As Reuters reports, India's committee is reviewing up to a dozen on-patent meds to see whether compulsory licenses can be issued, and U.S. Assistant Secretary of State Nisha Biswal told reporters in the Indian capital that there's concern over the protection of next-generation drugs and the continuation of development investments.
"I understand that India has issued one compulsory license, but there's a lot of concern about what additional licenses are being considered," she said.
And the U.S. won't necessarily sit idly by as drugmakers and governments battle it out. As Reuters notes, India appears on the U.S.'s Priority Watch List, a distinction for those countries whose IP protection practices Washington believes bear close monitoring. And if the U.S. takes a tougher tack, downgrading the nation to a Priority Foreign Country, it could spur possible actions--a move the Pharmaceutical Research and Manufacturers of America (PhRMA) has been pushing for.
The country's one compulsory license so far belongs to Indian generics maker Natco Pharma, which India granted the rights to produce a version of Bayer's Nexavar.
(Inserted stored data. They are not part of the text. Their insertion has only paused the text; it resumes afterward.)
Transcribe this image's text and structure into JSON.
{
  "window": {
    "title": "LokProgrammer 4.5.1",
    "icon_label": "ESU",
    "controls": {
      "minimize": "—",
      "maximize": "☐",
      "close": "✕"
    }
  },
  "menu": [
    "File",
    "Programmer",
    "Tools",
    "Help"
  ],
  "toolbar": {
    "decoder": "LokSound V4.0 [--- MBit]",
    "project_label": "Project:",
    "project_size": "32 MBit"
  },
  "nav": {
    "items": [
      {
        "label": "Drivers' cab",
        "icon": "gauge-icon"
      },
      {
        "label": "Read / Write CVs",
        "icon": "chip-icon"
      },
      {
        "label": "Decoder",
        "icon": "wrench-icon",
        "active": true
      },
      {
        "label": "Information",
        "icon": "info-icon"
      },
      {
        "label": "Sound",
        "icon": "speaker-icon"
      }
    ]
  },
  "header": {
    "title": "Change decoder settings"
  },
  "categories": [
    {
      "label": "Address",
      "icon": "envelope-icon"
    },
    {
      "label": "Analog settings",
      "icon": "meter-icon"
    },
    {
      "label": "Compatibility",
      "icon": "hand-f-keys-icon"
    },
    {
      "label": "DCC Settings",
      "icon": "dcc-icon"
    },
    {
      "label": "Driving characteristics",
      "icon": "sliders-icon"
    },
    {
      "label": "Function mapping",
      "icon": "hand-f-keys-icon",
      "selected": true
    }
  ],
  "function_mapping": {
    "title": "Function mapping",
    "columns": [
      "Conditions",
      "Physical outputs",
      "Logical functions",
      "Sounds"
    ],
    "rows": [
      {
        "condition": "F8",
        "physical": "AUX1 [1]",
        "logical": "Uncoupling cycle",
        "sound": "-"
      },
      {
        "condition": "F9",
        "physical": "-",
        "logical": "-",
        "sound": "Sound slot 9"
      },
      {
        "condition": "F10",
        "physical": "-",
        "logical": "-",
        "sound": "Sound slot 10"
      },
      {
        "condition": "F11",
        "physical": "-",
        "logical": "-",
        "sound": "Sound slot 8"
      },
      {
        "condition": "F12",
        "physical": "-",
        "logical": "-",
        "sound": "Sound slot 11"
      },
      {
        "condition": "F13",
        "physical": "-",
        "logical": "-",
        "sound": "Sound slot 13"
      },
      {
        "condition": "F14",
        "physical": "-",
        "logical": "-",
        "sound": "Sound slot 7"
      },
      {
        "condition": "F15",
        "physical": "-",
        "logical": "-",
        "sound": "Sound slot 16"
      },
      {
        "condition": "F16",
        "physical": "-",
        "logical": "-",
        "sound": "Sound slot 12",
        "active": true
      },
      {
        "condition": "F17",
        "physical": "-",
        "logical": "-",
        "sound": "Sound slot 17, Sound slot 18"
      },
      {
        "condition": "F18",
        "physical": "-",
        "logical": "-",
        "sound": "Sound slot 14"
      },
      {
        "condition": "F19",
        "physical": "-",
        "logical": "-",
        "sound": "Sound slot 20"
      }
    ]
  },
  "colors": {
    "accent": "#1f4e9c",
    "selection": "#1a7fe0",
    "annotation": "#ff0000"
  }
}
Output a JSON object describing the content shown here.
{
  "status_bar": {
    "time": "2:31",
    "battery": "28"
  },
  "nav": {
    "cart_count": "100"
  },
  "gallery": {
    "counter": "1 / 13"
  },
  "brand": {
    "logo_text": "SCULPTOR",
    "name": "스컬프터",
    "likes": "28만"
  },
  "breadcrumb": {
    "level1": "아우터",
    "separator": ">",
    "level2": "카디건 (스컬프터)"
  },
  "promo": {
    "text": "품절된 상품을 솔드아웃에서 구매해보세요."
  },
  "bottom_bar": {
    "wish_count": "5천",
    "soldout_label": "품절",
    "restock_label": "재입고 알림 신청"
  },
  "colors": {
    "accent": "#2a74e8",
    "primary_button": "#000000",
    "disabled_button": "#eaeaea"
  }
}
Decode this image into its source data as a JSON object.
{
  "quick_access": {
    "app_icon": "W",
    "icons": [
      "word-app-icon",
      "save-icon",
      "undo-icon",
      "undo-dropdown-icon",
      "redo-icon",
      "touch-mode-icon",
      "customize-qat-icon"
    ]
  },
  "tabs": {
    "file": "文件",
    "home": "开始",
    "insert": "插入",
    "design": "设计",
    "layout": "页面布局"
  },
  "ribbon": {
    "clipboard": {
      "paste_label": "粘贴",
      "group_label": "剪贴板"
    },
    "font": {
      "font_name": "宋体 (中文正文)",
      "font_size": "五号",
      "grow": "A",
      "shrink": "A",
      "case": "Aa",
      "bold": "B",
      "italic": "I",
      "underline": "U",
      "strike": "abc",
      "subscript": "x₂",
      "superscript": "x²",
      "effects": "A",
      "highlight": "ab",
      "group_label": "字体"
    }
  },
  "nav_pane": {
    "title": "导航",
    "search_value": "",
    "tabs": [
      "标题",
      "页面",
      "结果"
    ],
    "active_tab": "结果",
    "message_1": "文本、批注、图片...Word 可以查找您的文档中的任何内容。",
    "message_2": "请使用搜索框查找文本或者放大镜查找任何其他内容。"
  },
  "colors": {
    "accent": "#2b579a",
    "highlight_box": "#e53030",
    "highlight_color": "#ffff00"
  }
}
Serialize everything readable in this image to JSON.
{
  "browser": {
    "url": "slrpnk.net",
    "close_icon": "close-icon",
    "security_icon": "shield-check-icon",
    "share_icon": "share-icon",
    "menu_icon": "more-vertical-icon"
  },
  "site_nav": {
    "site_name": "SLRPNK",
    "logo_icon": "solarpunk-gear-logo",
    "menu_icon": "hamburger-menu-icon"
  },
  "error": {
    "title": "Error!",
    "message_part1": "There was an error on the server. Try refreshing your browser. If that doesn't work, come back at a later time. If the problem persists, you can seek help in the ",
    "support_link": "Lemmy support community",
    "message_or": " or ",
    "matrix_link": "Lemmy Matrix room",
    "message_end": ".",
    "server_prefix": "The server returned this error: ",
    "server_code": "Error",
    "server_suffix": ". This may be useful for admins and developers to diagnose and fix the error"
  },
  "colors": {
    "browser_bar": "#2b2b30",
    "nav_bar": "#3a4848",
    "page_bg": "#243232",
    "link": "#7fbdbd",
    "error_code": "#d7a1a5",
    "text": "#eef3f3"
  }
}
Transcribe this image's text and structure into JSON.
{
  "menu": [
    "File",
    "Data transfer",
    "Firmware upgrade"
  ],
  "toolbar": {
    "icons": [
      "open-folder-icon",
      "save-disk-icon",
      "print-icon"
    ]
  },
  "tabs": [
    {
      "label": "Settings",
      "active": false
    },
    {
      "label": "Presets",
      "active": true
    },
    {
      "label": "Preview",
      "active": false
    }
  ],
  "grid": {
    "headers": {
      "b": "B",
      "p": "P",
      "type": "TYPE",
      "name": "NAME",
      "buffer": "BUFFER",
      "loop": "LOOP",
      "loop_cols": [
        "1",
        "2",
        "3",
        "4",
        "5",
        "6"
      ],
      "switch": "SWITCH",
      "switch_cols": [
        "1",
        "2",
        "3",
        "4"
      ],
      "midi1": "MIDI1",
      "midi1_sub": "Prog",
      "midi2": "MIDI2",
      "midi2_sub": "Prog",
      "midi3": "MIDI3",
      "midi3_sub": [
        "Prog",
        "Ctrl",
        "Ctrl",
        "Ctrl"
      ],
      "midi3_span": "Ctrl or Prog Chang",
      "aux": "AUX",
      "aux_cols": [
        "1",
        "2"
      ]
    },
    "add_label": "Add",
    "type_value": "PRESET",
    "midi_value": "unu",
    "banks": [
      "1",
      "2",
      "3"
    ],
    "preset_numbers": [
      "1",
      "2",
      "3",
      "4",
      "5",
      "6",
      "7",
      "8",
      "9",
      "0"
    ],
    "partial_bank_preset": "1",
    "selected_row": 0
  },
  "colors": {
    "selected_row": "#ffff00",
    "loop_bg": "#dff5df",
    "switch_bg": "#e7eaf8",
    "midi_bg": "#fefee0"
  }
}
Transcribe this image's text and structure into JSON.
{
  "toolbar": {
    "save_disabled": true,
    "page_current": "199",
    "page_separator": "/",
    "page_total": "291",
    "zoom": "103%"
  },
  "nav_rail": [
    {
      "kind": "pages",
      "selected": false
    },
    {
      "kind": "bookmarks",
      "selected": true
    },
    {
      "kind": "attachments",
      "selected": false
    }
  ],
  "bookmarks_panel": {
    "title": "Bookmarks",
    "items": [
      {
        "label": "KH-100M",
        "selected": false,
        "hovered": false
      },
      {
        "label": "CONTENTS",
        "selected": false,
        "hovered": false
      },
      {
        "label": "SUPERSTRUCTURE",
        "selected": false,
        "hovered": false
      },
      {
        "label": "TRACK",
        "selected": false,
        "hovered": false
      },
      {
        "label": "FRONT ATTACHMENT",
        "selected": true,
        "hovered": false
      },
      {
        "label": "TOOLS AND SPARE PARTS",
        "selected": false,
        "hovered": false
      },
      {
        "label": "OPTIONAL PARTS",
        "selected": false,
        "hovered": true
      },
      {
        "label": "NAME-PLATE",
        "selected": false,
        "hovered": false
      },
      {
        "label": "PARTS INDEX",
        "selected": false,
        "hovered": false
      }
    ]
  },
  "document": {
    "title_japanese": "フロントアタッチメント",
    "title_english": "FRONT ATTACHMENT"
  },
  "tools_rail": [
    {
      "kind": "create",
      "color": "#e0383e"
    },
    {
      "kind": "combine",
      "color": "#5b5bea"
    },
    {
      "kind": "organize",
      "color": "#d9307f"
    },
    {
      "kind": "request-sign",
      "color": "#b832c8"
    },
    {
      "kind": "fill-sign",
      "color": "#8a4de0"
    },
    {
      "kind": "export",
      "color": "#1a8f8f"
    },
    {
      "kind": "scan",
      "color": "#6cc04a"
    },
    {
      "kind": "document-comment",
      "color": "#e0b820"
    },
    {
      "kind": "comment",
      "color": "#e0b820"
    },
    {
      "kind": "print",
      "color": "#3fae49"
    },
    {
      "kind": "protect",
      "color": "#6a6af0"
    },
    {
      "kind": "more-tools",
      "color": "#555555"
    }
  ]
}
The generic hit the market back in July 2012, and after the German pharma put up a long fight, an Indian appeals board rejected its appeal in 2013. The board called the drug essential, but priced beyond the reach of most Indians; at the time, copies ran at about $130 to $175 a month, compared with the $5,500-per-month sticker on Bayer's branded version. That's quite the chunk of change, considering that only 15% of India's 1.2 billion people have health insurance, according to Reuters.
But it's not just Bayer that has felt the pain over IP protection. Ranjit Shahani, vice chairman and managing director of Novartis' ($NVS) India unit, told the news service in an interview this week that "the constant threat of compulsory licenses hangs like a Damocles sword over patent-holders."
"Over the past two years, the government of India has issued several intellectual property decisions that disproportionately impact innovative biopharmaceutical companies," he said. "Not only is this a concern for business in the Indian market, but also in other emerging markets that may see India as a model to be emulated."
Drugmakers have already run into similar issues in China, for one: In 2012, the country created its own compulsory licensing law. Gilead ($GILD), whose HIV and hep B treatment Viread was pegged as a potential target, started offering the drug at a discount--only to see its patent invalidated last August.